The government on Tuesday proposed significant relief for individuals who purchased houses before July 23, 2024, by allowing them to choose between two tax rates for long-term capital gains (LTCG) tax.
The Budget for 2024-25 had initially proposed lowering the LTCG tax rate from 20% to 12.5% but removed the indexation benefits, which adjust gains for inflation. The new rates took effect on July 23, 2024.
Tax experts had warned that the Budget’s changes would increase the LTCG tax burden due to the removal of indexation benefits.
However, amendments to the Finance Bill, 2024, circulated to Lok Sabha members on Tuesday, offer individuals or Hindu Undivided Families (HuFs) who bought houses before July 23, 2024, the option to compute their taxes under the new scheme (12.5% without indexation) or the old scheme (20% with indexation) and pay the lower of the two amounts.
Following the Budget presentation, the Income Tax Department announced that substantial tax savings are expected for many taxpayers due to the reduced LTCG rate in the real estate sector.
The Budget 2024-25 retained indexation benefits for properties bought or inherited before 2001. Yogesh Kale, Executive Director at Nangia Andersen India, noted that the proposed amendments to the new capital gains tax regime address taxpayer concerns to some extent. “While the abolition of indexation benefit continues, properties acquired before July 23, 2024, are proposed to be grandfathered, allowing taxpayers to choose between 12.5% without indexation or 20% with indexation, whichever is more beneficial,” Kale explained.

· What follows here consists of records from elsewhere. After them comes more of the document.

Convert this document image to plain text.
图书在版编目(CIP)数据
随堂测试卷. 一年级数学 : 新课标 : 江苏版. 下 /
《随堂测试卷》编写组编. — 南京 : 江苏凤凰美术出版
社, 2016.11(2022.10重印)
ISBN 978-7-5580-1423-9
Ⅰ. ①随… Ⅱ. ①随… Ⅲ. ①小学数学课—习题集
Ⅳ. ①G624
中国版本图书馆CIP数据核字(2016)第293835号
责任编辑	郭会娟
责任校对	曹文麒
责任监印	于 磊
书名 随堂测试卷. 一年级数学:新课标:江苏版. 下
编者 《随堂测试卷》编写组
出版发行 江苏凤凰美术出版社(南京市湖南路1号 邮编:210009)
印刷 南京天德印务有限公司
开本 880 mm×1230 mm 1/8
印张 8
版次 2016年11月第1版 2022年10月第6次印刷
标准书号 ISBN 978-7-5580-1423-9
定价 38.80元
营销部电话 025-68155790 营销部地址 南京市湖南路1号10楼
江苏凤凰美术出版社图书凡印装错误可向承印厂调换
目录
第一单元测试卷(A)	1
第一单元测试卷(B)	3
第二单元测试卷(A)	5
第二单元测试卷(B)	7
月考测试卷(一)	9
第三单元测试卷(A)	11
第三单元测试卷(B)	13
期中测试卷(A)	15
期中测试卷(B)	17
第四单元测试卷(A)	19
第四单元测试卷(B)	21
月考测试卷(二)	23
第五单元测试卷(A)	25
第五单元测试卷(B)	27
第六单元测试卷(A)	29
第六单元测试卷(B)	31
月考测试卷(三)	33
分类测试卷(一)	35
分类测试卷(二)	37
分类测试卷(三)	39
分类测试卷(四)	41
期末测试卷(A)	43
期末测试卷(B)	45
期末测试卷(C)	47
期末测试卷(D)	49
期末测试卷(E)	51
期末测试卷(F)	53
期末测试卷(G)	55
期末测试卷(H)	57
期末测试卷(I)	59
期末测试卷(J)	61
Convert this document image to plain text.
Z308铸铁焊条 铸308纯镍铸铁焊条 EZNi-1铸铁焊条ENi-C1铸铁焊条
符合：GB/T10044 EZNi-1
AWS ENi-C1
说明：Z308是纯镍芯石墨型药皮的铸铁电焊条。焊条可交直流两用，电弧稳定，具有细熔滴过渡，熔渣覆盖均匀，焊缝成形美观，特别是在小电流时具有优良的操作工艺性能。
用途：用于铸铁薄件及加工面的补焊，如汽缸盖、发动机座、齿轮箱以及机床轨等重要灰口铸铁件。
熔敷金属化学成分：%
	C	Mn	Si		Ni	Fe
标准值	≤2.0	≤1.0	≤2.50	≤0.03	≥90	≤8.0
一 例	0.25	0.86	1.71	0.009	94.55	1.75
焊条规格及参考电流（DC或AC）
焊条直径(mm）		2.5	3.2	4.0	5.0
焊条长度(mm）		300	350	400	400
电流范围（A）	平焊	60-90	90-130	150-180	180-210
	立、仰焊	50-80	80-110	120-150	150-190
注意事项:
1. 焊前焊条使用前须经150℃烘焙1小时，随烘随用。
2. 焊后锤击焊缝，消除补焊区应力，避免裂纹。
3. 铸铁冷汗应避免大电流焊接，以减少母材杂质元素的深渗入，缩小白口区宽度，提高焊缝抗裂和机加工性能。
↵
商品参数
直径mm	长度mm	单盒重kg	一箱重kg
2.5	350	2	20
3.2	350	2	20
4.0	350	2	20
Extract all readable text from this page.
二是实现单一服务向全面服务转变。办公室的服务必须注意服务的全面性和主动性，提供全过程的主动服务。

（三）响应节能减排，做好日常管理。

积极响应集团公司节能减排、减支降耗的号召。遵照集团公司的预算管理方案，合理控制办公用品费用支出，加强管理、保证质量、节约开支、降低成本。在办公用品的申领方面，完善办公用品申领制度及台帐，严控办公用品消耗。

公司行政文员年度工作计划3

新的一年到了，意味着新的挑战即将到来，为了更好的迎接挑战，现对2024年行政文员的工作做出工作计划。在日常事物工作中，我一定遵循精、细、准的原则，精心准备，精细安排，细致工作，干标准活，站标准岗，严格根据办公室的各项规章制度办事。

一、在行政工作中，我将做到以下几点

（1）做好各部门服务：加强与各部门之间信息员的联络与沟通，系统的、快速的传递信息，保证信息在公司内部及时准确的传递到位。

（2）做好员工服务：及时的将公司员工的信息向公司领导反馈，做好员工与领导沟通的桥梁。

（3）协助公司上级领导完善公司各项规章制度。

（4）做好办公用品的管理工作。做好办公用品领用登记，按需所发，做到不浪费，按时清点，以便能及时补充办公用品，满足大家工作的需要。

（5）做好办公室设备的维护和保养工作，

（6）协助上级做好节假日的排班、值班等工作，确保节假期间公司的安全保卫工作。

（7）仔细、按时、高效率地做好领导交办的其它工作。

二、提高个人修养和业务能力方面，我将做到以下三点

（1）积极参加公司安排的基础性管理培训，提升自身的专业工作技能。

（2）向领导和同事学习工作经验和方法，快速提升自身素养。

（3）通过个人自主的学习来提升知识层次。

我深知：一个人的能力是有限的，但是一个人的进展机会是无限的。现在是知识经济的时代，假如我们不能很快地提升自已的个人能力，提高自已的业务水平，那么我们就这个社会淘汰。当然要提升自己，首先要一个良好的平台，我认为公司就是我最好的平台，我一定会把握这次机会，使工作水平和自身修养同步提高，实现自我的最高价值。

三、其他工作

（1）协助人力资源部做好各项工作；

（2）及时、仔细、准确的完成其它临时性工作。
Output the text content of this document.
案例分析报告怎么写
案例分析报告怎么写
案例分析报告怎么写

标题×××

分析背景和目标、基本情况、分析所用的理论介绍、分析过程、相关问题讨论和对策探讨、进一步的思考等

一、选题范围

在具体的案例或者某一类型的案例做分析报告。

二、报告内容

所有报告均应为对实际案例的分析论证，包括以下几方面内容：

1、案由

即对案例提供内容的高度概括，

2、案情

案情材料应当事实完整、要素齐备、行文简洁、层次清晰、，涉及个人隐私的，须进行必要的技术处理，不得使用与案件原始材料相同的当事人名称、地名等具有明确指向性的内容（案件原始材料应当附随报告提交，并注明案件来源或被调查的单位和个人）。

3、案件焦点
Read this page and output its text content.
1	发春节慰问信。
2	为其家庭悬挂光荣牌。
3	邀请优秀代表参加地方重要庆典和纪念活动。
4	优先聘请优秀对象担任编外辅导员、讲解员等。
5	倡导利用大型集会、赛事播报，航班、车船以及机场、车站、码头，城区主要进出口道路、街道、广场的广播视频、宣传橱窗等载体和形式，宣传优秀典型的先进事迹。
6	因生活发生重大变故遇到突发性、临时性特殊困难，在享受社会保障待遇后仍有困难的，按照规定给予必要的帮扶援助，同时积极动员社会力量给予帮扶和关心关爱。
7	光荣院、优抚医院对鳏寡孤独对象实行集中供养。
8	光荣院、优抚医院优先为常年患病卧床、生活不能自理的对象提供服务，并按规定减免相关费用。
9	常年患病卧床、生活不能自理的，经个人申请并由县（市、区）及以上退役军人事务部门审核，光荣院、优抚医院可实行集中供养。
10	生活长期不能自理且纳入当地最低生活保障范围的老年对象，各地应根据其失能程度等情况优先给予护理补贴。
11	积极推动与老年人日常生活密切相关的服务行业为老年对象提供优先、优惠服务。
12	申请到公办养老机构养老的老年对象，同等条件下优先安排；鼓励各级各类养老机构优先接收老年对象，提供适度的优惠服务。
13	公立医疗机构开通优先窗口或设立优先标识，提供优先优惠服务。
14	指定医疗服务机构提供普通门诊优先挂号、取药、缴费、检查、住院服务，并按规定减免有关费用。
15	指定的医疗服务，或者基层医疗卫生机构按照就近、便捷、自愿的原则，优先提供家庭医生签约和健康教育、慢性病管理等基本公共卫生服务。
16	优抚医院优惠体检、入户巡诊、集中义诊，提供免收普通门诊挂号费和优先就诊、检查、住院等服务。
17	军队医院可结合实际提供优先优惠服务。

Gouri Puri, Partner at Shardul Amarchand Mangaldas & Co., stated that this move would address taxpayer concerns about losing indexation benefits in exchange for a lower LTCG rate. “Taxpayers can choose the more beneficial regime and should not be worse off because of changes in the law. Concerns about the taxation of inflationary gains on immovable property acquired before the law change have been addressed,” Puri added.